日照りを起こすには、カマンベールの魔力が必要だった。魔法でこの空間にはない、偽りの太陽を生み出す。その熱で空と地面両方の粟の成長を食い止める、というのが目標だ。
対してエメンタールは、御伽を一つだけ使い自分たちが暑さにやられないよう、塔の屋上のみに太陽を無効化させた。
「じゃあ、やってみます」
「うん……頑張って」
カマンベールが御伽を口に放り込んだ。右手のひらから小さな球が生まれ、発光した。やがてそれは徐々に光と熱を強め、大きくなる。ふわふわと空中に浮かびだし、ゆっくりと回転しながら黄泉を照らす。紅炎が小さく舞い、じゅわりと燃える音がした。
「見てるこっちが暑くなりそう……」
「ですね。ここだけ涼しくて良かったです。ありがとうございます」
「いやいや! こちらこそこんなことしかできなくて……」
彼女らがいる場所は太陽の温度による干渉を受けない。目に刺さる光も抑えられ、唯一の安全地帯となっている。
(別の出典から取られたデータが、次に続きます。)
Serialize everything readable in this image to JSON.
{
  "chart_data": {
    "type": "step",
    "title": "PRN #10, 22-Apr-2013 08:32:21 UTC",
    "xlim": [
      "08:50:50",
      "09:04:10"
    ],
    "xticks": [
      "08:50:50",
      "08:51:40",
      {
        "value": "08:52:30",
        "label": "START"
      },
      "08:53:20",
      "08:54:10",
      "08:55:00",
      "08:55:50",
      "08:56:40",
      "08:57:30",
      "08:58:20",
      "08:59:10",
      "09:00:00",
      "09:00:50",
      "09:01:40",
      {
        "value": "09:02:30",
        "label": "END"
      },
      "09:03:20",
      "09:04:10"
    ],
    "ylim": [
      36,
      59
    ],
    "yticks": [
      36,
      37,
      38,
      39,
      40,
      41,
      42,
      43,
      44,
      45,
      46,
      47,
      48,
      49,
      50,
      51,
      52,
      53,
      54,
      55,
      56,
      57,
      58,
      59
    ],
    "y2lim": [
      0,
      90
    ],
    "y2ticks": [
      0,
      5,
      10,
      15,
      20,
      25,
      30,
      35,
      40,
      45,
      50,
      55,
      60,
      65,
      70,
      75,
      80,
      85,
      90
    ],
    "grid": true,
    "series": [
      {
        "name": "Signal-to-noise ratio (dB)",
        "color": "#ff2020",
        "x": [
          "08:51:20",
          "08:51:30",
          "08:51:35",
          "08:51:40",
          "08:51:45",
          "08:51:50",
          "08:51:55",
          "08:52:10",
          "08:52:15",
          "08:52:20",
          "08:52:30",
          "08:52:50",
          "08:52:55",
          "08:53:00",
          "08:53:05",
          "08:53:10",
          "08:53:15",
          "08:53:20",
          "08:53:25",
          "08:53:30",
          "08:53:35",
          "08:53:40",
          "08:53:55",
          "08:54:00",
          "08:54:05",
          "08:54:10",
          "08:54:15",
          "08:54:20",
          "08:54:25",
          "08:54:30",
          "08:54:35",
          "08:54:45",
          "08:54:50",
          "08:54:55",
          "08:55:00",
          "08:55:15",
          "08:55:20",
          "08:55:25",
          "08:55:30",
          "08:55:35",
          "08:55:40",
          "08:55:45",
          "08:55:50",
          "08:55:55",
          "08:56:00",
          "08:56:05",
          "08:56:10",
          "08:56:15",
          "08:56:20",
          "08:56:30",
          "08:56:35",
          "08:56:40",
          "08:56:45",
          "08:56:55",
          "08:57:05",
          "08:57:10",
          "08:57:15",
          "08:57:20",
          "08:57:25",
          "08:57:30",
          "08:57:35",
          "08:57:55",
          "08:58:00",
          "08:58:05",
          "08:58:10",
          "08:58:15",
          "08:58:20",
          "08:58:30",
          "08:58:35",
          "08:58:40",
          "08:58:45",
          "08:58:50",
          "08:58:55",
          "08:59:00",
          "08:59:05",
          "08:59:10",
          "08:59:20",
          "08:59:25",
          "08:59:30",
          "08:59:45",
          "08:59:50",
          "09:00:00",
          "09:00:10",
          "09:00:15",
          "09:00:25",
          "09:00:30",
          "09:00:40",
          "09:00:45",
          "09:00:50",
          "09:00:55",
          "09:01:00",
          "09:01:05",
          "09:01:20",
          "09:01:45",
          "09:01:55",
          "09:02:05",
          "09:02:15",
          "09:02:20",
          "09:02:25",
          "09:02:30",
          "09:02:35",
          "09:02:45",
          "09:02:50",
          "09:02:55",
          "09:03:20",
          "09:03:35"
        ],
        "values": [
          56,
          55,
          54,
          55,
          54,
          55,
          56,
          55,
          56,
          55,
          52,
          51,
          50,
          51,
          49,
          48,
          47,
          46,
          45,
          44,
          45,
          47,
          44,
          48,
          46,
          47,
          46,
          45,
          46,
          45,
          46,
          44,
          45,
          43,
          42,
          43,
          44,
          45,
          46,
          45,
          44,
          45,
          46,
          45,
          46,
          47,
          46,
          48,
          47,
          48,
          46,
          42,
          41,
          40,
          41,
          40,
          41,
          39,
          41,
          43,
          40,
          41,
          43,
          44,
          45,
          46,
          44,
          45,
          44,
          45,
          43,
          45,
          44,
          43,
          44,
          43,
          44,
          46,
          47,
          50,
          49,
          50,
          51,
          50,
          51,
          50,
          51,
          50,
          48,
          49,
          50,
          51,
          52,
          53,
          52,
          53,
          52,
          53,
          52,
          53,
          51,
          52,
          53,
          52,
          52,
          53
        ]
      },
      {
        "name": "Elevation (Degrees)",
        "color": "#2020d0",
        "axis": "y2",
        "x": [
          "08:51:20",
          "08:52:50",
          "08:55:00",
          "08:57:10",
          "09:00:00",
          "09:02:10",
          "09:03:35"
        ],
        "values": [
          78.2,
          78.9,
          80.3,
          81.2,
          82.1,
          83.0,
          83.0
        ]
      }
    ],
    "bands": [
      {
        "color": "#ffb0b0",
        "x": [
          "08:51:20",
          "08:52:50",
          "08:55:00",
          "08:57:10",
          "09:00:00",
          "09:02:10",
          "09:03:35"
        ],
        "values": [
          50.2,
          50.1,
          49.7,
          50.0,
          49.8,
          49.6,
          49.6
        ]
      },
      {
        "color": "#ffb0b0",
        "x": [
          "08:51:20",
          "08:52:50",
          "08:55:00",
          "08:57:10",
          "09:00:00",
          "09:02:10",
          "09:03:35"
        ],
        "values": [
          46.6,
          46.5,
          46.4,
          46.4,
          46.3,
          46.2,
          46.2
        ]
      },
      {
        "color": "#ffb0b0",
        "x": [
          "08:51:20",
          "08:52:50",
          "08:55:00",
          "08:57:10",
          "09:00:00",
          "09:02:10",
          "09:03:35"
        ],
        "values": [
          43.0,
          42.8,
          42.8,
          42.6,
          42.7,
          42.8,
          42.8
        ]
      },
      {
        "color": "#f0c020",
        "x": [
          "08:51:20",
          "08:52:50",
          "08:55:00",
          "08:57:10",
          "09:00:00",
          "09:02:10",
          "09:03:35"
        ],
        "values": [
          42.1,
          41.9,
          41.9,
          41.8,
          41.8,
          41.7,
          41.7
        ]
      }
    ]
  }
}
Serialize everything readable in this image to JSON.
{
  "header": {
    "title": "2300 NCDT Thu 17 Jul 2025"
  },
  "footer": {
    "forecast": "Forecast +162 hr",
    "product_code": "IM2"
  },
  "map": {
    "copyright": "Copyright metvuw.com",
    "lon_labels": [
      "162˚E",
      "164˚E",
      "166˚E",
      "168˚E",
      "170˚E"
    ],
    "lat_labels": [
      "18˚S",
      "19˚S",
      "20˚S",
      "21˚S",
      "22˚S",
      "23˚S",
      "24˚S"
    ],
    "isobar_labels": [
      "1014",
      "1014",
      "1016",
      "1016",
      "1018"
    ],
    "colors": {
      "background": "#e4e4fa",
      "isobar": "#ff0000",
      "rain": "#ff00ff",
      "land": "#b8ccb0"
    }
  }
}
陽炎によって大気が揺れる。空間がみるみる熱気を帯びていくのが分かった。空から降ってきた粟は太陽に当たるとそのまま消えた。しかし……。
「――……枯れない」
黒い粒はもう塔の三分の二まで来ていた。穂はとうに埋まっているが、それでも増え続ける。
「っ……これ以上熱くするのは、ちょっと……」
太陽を操るカマンベールが顔を歪ませた。呼吸がだんだんと乱れていく。ただの穀物は残酷だった。
「――――……違うわよ」
粉雪のように淡々とした声が響いた。思わず二人は声の方を振り向く。
「ゴーダさん……」
「それ、もういらないわ。消して」
言われるがままに、「それ」と指差された太陽を消滅させた。僅かに熱気が残る。
そしてゴーダは御伽を取り出し、食した。
「……こうするのよ」
塔から飛び出し、粟の海に沈んだ。同時に指から黒い鉤爪を伸ばした。呼吸もできぬまま、泳ぐ。その間は刹那だった。
「ちょっと……ゴーダさん!」
「平気よ」
ぷは、と顔を表面に出し、にやりと笑う。「ちゃんと見つけたわ」
「え……?」
「これ」
塔に戻り、体についた粟を払った。ゴーダの手のひらにはたった一粒のそれが握られている。カマンベールとエメンタールは事態に追いつけず、ただ彼女をぽかんと見つめるだけだった。。
「これが、本体よ」
ぷち。
――――――!!!!!!congratulation!!!!!!――――――
アハシマ‐【あはしま】
粟の虚。かつての実りを成し遂げた。だが、過熱である。ただの失敗作。微少な魂は存在すら見いだせてもらえない。